Selon les témoins de la communauté et des organisations qui la soutiennent dans le pays, durant 14 ans, la communauté de « Las Pavas » a lutté incessamment pour améliorer ses conditions de vie à travers l’accès à une terre qui a permis aux personnes de satisfaire leur droit à l’alimentation. Tout le long de cette lutte, la communauté s’est vue confrontée à des violations de ses droits humains comme le fait d’avoir été déplacée par la force, d’avoir subie des attaques de groupes paramilitaires et la destruction  des cultures et aliments ainsi que des harcèlements et des pressions de la part des entreprises.   De même, la communauté a été victime de nombreuses entraves dans les différents processus juridiques qu’elle a entrepris afin de défendre pacifiquement ses droits. Toute cette situation s’aggrave à cause de la contamination produite par l’expansion des cultures de palme africaine dans la zone.

La décision de la Cour a reconnu l’expulsion comme illégale et affirme que c’est un cas de violation des droits à une vie digne, au travail et espace convenable des intégrants de la communauté. Sur la base de ces affirmations, le tribunal a décidé de laisser sans effet les résolutions que avaient décrété l’expulsion de la communauté émises par l’Institut Colombien de Développement Rural (INCODER) ce qui implique une réouverture du processus de confiscation qui, s’il est mené à bien en accord avec la loi, permettra aux membres de la communauté d’acquérir les titres de propriété respectifs.

Dans sa sentence, la Cour développe d’importants paramètres pour la protection des paysans :

a)     Elle reconnaît qu’en application du droit international, c’est à l’Etat de présenter des preuves et non à la communauté affectée

b)     En cas de doute, c’est le principe favorisant les victimes qui doit être appliqué

c)     Lors des processus agraires, se sont les principes constitutionnels en faveur des victimes qui doivent s’appliquer

d)     Les situations de déplacements forcés n’interrompent pas les délais pour la  prescription de la possession

De leur côté, les leaders de la communauté s’exprimant sur cette grande réussite ont expliqué que : « nous avons un mode de vie qui ne consiste non seulement à avoir une parcelle pour consommer des aliments mais aussi pour maintenir le territoire des espèces qui ne se produisent pas mais que nous conservons…nous avons besoin d’un accompagnement international pour défendre nos droits car nous voulons un mode (de vie) où prime le respect non seulement des personnes mais aussi de la nature ».

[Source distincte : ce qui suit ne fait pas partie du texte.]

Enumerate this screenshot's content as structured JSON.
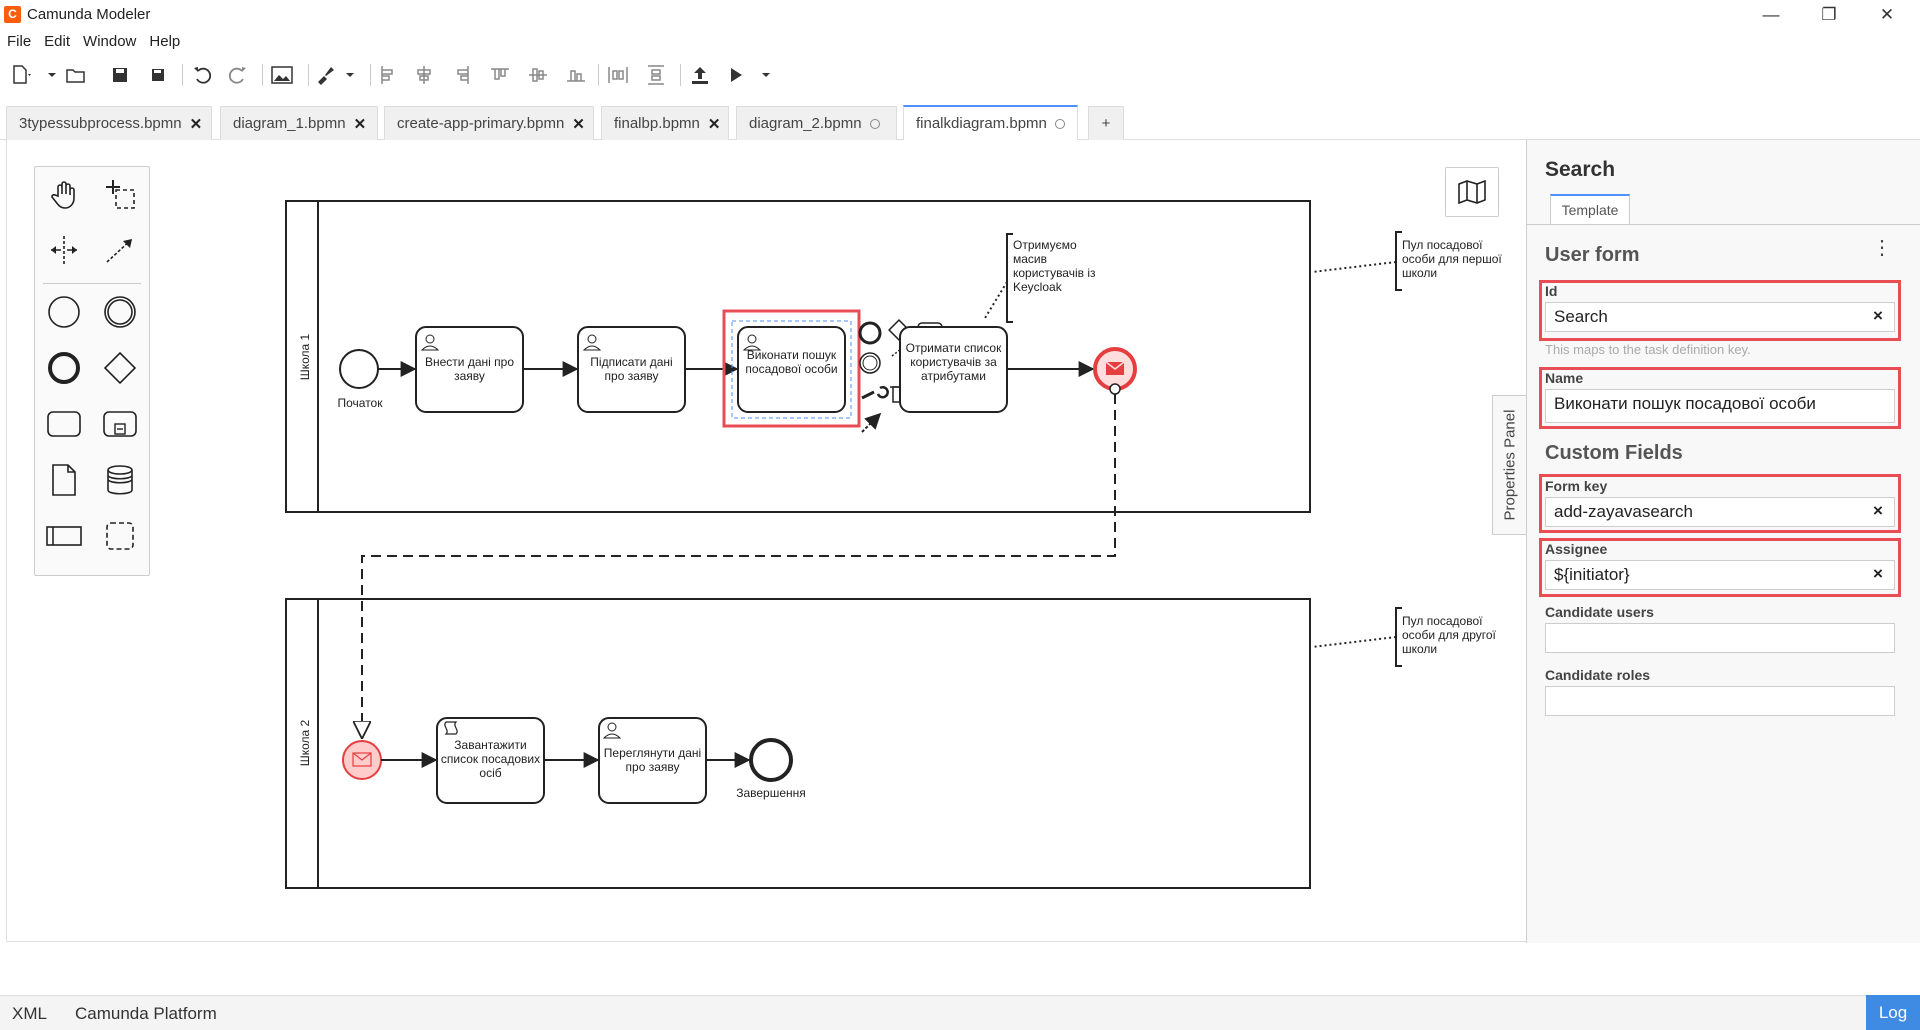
{
  "window": {
    "title": "Camunda Modeler",
    "controls": {
      "minimize": "—",
      "maximize": "❐",
      "close": "✕"
    }
  },
  "menu": {
    "items": [
      "File",
      "Edit",
      "Window",
      "Help"
    ]
  },
  "tabs": [
    {
      "label": "3typessubprocess.bpmn",
      "state": "close"
    },
    {
      "label": "diagram_1.bpmn",
      "state": "close"
    },
    {
      "label": "create-app-primary.bpmn",
      "state": "close"
    },
    {
      "label": "finalbp.bpmn",
      "state": "close"
    },
    {
      "label": "diagram_2.bpmn",
      "state": "dirty"
    },
    {
      "label": "finalkdiagram.bpmn",
      "state": "dirty",
      "active": true
    }
  ],
  "add_tab_label": "+",
  "diagram": {
    "lanes": [
      {
        "label": "Школа 1"
      },
      {
        "label": "Школа 2"
      }
    ],
    "lane1": {
      "start_event": "Початок",
      "task1": "Внести дані про заяву",
      "task2": "Підписати дані про заяву",
      "task3": "Виконати пошук посадової особи",
      "task4": "Отримати список користувачів за атрибутами",
      "annotation": "Отримуємо масив користувачів із Keycloak",
      "pool_note": "Пул посадової особи для першої школи"
    },
    "lane2": {
      "task1": "Завантажити список посадових осіб",
      "task2": "Переглянути дані про заяву",
      "end_event": "Завершення",
      "pool_note": "Пул посадової особи для другої школи"
    }
  },
  "properties": {
    "panel_toggle_label": "Properties Panel",
    "title": "Search",
    "tab": "Template",
    "group1": "User form",
    "id_label": "Id",
    "id_value": "Search",
    "id_description": "This maps to the task definition key.",
    "name_label": "Name",
    "name_value": "Виконати пошук посадової особи",
    "group2": "Custom Fields",
    "form_key_label": "Form key",
    "form_key_value": "add-zayavasearch",
    "assignee_label": "Assignee",
    "assignee_value": "${initiator}",
    "candidate_users_label": "Candidate users",
    "candidate_users_value": "",
    "candidate_roles_label": "Candidate roles",
    "candidate_roles_value": "",
    "clear_glyph": "×",
    "menu_glyph": "⋮"
  },
  "statusbar": {
    "xml": "XML",
    "platform": "Camunda Platform",
    "log": "Log"
  },
  "colors": {
    "accent": "#4d90fe",
    "highlight": "#e84c55",
    "message_event": "#e53e3e",
    "log_button": "#3f8ae2"
  }
}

FIAN considère que la décision de la Cour Constitutionnelle représente une grande avancée dans la lutte pour la justice en faveur des groupes les moins favorisés de notre société. A partir de FIAN, nous continuerons à soutenir la communauté, à travailler en équipe avec toutes les autres organisations qui les soutiennent au niveau national et international. Nous surveillerons activement que le ministre de l’agriculture et l’INCODER respectent l’ordre de la Cour Constitutionnelle sans céder à la pression d’intérêts économiques puissants.

Source : communiqué de presse publié le 16 mai 2011 sur le site de FIAN International

Traduction de l’espagnol : Arnaud Waeber (FIAN-Suisse)

Documents originaux disponibles en :

Espagnol : http://www.fian.org/noticias/comunicados-de-prensa-1/tribunal-colombiano-encuentra-123-familias-en-las-pavas-fueron-desalojados-ilegalmente-1/pdf

Anglais : http://www.fian.org/news/press-releases/columbian-court-rules-in-favour-of-families-illegally-evicted-from-las-pavas/pdf


[1] En espagnol, « proceso de extinción de dominio » se réfère à un processus de confiscation de biens ayant appartenus à des personnes ou organisations criminelles dont la propriété revient généralement, en premier lieu, à l’Etat. Il faut préciser que dans le cas de « Las Pavas », les terres avaient appartenu à des proches (cousin) du fameux trafiquant de drogues Pablo Escobar.